April 30, 2016 11:33
Bombay HC orders demolision of  Adarsh towers

The Bombay High Court on Friday ordered the Union Environment Ministry to demolish 31-storey Adarsh Co-operative Housing Society. The counsel for Adarsh Housing Society pleaded for a 12-week stay on the demolition order to enable its appeal in the Supreme Court and the high court bench granted a stay.

We direct the Union of India to forthwith demolish Adarsh building," began Justice R G Ketkar, wasting not a second after he took a seat next to Justice R V More in the Bombay high court on Friday . His words came as a wrecking ball exactly at 3pm for the team of Adarsh cooperative housing society, leaving even their senior counsel Navroz Seervai stunned for a moment.

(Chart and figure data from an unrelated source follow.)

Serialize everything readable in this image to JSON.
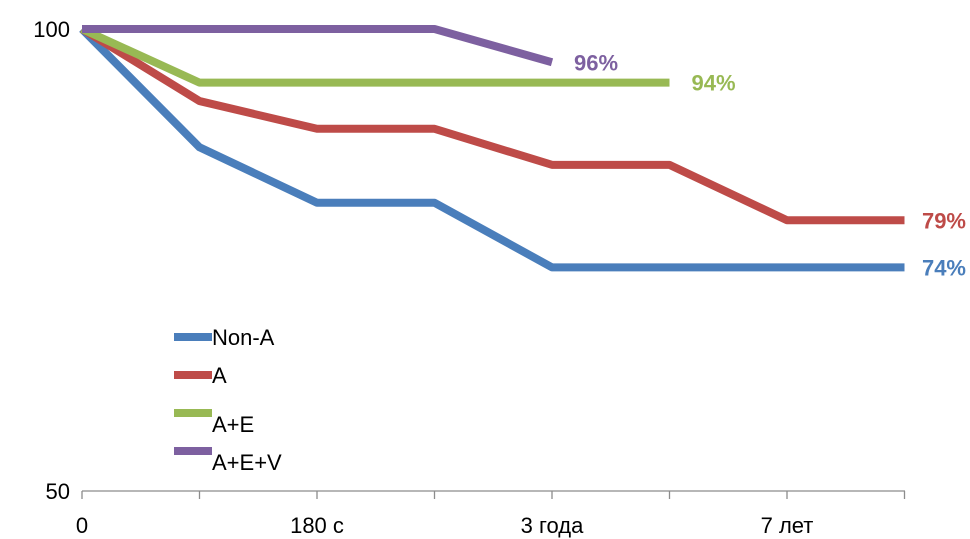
{
  "chart_data": {
    "type": "line",
    "title": "",
    "xlabel": "",
    "ylabel": "",
    "ylim": [
      50,
      100
    ],
    "y_ticks": [
      "50",
      "100"
    ],
    "x_tick_labels": [
      "0",
      "180 с",
      "3 года",
      "7 лет"
    ],
    "x_points": 8,
    "grid": false,
    "legend_position": "bottom-left",
    "series": [
      {
        "name": "Non-A",
        "color": "#4a7ebb",
        "values": [
          100,
          87.2,
          81.2,
          81.2,
          74.2,
          74.2,
          74.2,
          74.2
        ],
        "end_label": "74%"
      },
      {
        "name": "A",
        "color": "#be4b48",
        "values": [
          100,
          92.2,
          89.2,
          89.2,
          85.3,
          85.3,
          79.3,
          79.3
        ],
        "end_label": "79%"
      },
      {
        "name": "A+E",
        "color": "#98b954",
        "values": [
          100,
          94.2,
          94.2,
          94.2,
          94.2,
          94.2
        ],
        "end_label": "94%"
      },
      {
        "name": "A+E+V",
        "color": "#7d60a0",
        "values": [
          100,
          100,
          100,
          100,
          96.4
        ],
        "end_label": "96%"
      }
    ]
  }
}
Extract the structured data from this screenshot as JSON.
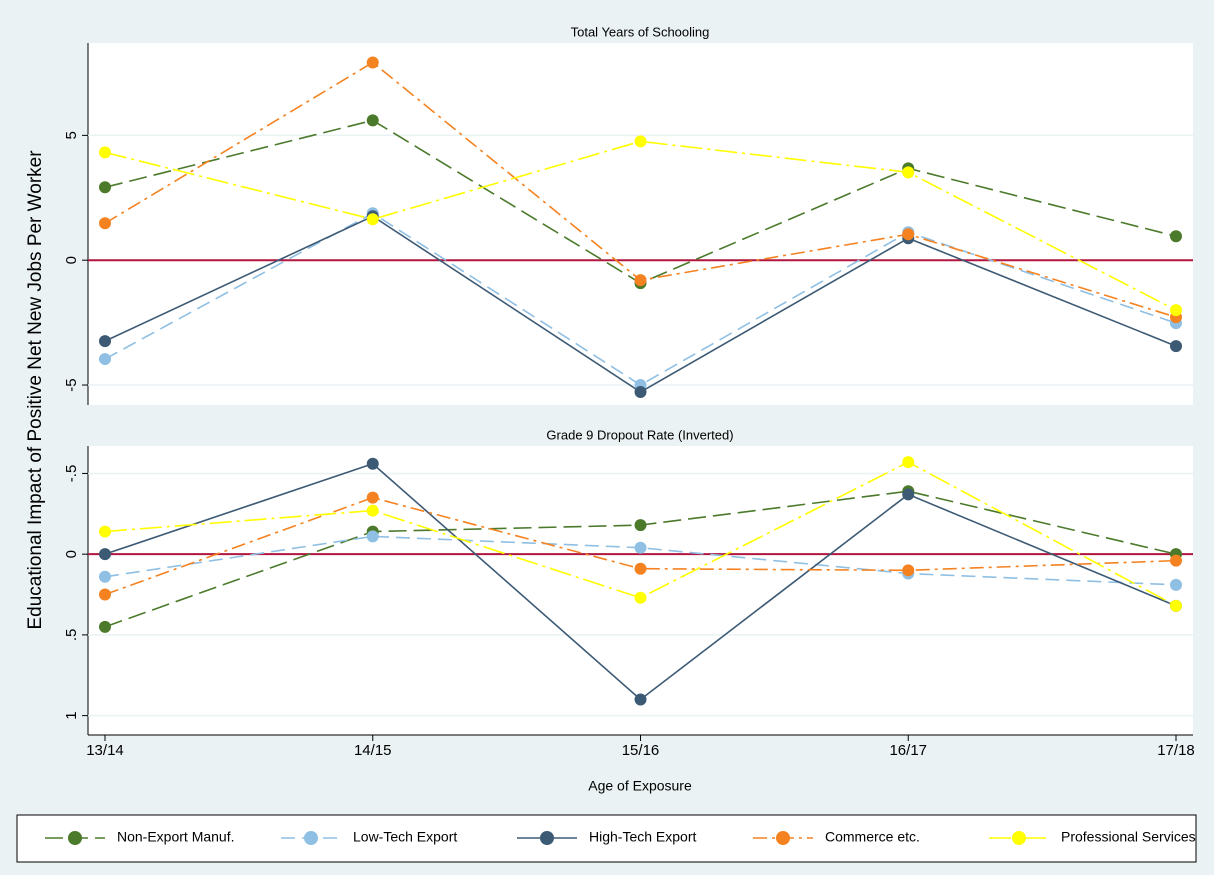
{
  "chart_data": [
    {
      "type": "line",
      "title": "Total Years of Schooling",
      "y_label": "Educational Impact of Positive Net New Jobs Per Worker",
      "ylim": [
        -5.8,
        8.7
      ],
      "yticks": [
        -5,
        0,
        5
      ],
      "grid": true,
      "refline": 0,
      "refline_color": "#b0163f",
      "series": [
        {
          "name": "Non-Export Manuf.",
          "color": "#4b7a2b",
          "values": [
            2.92,
            5.6,
            -0.92,
            3.68,
            0.96
          ]
        },
        {
          "name": "Low-Tech Export",
          "color": "#8fbfe3",
          "values": [
            -3.96,
            1.88,
            -5.0,
            1.12,
            -2.52
          ]
        },
        {
          "name": "High-Tech Export",
          "color": "#3d5a75",
          "values": [
            -3.24,
            1.76,
            -5.28,
            0.88,
            -3.44
          ]
        },
        {
          "name": "Commerce etc.",
          "color": "#f58220",
          "values": [
            1.48,
            7.92,
            -0.8,
            1.04,
            -2.28
          ]
        },
        {
          "name": "Professional Services",
          "color": "#ffff00",
          "values": [
            4.32,
            1.64,
            4.76,
            3.52,
            -2.0
          ]
        }
      ]
    },
    {
      "type": "line",
      "title": "Grade 9 Dropout Rate (Inverted)",
      "x_label": "Age of Exposure",
      "categories": [
        "13/14",
        "14/15",
        "15/16",
        "16/17",
        "17/18"
      ],
      "ylim": [
        -0.67,
        1.12
      ],
      "y_inverted": true,
      "yticks": [
        {
          "value": -0.5,
          "label": "-.5"
        },
        0,
        {
          "value": 0.5,
          "label": ".5"
        },
        1
      ],
      "grid": true,
      "refline": 0,
      "refline_color": "#b0163f",
      "series": [
        {
          "color": "#4b7a2b",
          "values": [
            0.45,
            -0.14,
            -0.18,
            -0.39,
            0.0
          ]
        },
        {
          "color": "#8fbfe3",
          "values": [
            0.14,
            -0.11,
            -0.04,
            0.12,
            0.19
          ]
        },
        {
          "color": "#3d5a75",
          "values": [
            0.0,
            -0.56,
            0.9,
            -0.37,
            0.32
          ]
        },
        {
          "color": "#f58220",
          "values": [
            0.25,
            -0.35,
            0.09,
            0.1,
            0.04
          ]
        },
        {
          "color": "#ffff00",
          "values": [
            -0.14,
            -0.27,
            0.27,
            -0.57,
            0.32
          ]
        }
      ]
    }
  ]
}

The judge's second line in the judgment sealed the fate for babus and their political masters too. "We direct the Union and state governments to consider initiating proper civil or criminal proceedings against concerned bureaucrats and politicians, if not done so far for committing various offences in acquiring the land and also for abuse of powers."

The court has directed the society to pay a cost of Rs 1 lakh each to various officials including Sitaram Kunte, T C Benjamin, MoEF officers Senthilval, Thiru, MoEF director Bharat Bhushan and its advisor Nalini Bhat.

The court has directed the state to initiate criminal prosecution against the officers involved in the scam and to restore the plot. The order to raze the building comes after the Union Ministry of Environment and Forests (MOEF) passed an order to demolish the scam-hit society in 2011, following which its members approached the Bombay High Court challenging it. The ministry had on January 16, 2011 directed the Society to demolish within three months the "unauthorised" building for violating coastal regulations.

The bench of Justices RV More and RG Ketkar has directed the Ministry of Defence to conduct a departmental inquiry into its officers for not taking action early enough, when the building scam came to light.

The controversial building, though still unoccupied, promised great sea-views for the  bureaucrats or their families who were allotted these flats, allegedly in lieu of processing the files fast, in what was otherwise meant to be a housing scheme for serving and retired defence personnel and war widows.